Linen in Chennai's climate — why it works
Linen fibres are hollow, allowing air to pass through the cloth and evaporate moisture from the skin. The result is a fabric that cools the body rather than holding heat — unlike wool, which is an excellent insulator and therefore not always ideal in extreme heat. In Chennai, where temperatures exceed 35 degrees Celsius for much of the year, linen is the single most climate-appropriate suiting fabric available.
The trade-off is creasing. Linen creases readily and significantly — more than wool, more than cotton. This is a property of the fibre itself and cannot be engineered away without compromising the cloth's breathability. The correct response is to embrace the crease as part of the linen suit's character. A pressed linen suit looks impeccable at 9am. By noon, the trousers are beginning to show their day. By evening, the suit looks lived-in. This is appropriate and understood by anyone who knows what linen is.
For occasions where you need to look pressed all day — a formal presentation, a court appearance, a wedding — a lightweight tropical worsted or a fresco is a better choice than linen. For garden parties, social occasions, summer weddings as a guest, lunch meetings, and any occasion where the atmosphere is warm and relaxed, linen is without equal.
Cloth and colour — choosing a linen for your suit
The finest linen for suiting comes from Ireland and Belgium — the two regions with the longest tradition of high-quality linen weaving. Irish linen tends to be slightly heavier and more tightly woven; Belgian linen is often softer and more fine. Both produce excellent suiting cloth when woven at the appropriate weight — typically 200–240 gsm for a suit rather than a lighter-weight shirting or casual cloth.

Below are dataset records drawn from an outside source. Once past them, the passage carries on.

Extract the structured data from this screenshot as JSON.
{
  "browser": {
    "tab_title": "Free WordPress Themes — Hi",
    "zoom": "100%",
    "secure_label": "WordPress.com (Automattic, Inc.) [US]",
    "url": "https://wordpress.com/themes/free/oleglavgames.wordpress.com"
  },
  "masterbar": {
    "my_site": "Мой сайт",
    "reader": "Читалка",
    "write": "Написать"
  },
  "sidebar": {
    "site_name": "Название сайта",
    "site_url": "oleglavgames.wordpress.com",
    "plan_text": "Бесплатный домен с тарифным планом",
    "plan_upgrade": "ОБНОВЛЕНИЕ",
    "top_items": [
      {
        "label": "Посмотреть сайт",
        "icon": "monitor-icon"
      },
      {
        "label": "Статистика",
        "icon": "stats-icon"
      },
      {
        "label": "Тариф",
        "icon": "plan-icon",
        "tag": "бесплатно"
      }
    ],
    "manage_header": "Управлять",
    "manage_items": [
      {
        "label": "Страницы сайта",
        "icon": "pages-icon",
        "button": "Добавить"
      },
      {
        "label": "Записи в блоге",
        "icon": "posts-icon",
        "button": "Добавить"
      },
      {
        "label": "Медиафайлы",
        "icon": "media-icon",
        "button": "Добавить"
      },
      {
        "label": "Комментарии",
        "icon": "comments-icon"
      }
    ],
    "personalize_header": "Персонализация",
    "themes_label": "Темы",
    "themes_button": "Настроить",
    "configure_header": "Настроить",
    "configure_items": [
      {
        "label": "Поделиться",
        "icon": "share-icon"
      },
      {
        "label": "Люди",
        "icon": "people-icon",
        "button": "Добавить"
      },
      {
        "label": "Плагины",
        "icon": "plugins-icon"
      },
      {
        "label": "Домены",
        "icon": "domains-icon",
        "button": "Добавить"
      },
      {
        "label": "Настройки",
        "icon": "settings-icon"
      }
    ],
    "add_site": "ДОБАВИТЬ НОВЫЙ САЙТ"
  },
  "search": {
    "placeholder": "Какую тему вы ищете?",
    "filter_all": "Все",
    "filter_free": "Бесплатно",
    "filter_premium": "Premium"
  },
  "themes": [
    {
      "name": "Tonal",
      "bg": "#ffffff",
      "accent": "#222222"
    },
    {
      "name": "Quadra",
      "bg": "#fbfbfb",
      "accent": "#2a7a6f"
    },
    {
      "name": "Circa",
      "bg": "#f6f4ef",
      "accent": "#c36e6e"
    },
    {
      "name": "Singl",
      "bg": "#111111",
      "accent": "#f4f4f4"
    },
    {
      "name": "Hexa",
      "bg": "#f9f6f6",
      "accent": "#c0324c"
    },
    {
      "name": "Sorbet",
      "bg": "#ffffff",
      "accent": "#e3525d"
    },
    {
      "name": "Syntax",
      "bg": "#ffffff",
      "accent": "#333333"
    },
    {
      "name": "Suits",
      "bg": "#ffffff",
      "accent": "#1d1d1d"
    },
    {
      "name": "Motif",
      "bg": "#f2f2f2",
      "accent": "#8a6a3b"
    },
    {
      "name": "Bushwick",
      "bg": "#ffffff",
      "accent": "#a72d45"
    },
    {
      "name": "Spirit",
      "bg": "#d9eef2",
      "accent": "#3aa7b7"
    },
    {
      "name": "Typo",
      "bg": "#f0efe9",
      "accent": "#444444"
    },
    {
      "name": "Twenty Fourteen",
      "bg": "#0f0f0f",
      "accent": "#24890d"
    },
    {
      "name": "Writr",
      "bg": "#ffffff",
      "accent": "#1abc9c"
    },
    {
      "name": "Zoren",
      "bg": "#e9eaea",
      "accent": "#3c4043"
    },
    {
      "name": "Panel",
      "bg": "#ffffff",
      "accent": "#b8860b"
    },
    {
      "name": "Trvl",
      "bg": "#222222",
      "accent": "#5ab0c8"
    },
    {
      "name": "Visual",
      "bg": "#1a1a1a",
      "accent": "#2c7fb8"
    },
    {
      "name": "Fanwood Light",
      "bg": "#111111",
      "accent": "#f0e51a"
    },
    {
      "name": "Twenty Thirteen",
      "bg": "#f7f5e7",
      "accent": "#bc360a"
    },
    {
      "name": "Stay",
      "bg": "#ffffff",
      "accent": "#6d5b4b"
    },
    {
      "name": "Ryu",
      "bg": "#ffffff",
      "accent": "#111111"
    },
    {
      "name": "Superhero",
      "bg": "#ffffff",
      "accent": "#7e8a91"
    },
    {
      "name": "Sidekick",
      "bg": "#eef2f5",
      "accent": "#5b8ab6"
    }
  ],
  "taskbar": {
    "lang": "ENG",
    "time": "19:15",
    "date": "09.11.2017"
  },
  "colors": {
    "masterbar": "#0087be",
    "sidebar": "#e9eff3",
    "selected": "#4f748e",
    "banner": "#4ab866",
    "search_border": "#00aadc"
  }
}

Colour: natural linen — cream or ecru — is the most classic choice and the most versatile. It works with white, blue and cream shirts and with a wide range of casual footwear. Stone and light tan are equally versatile. Pale grey linen is more unusual and very elegant. Mid-blue and green linens are bolder choices appropriate for social occasions. Dark navy or charcoal linen loses some of linen's casual warmth and reads more formally — it is a valid choice but slightly unexpected.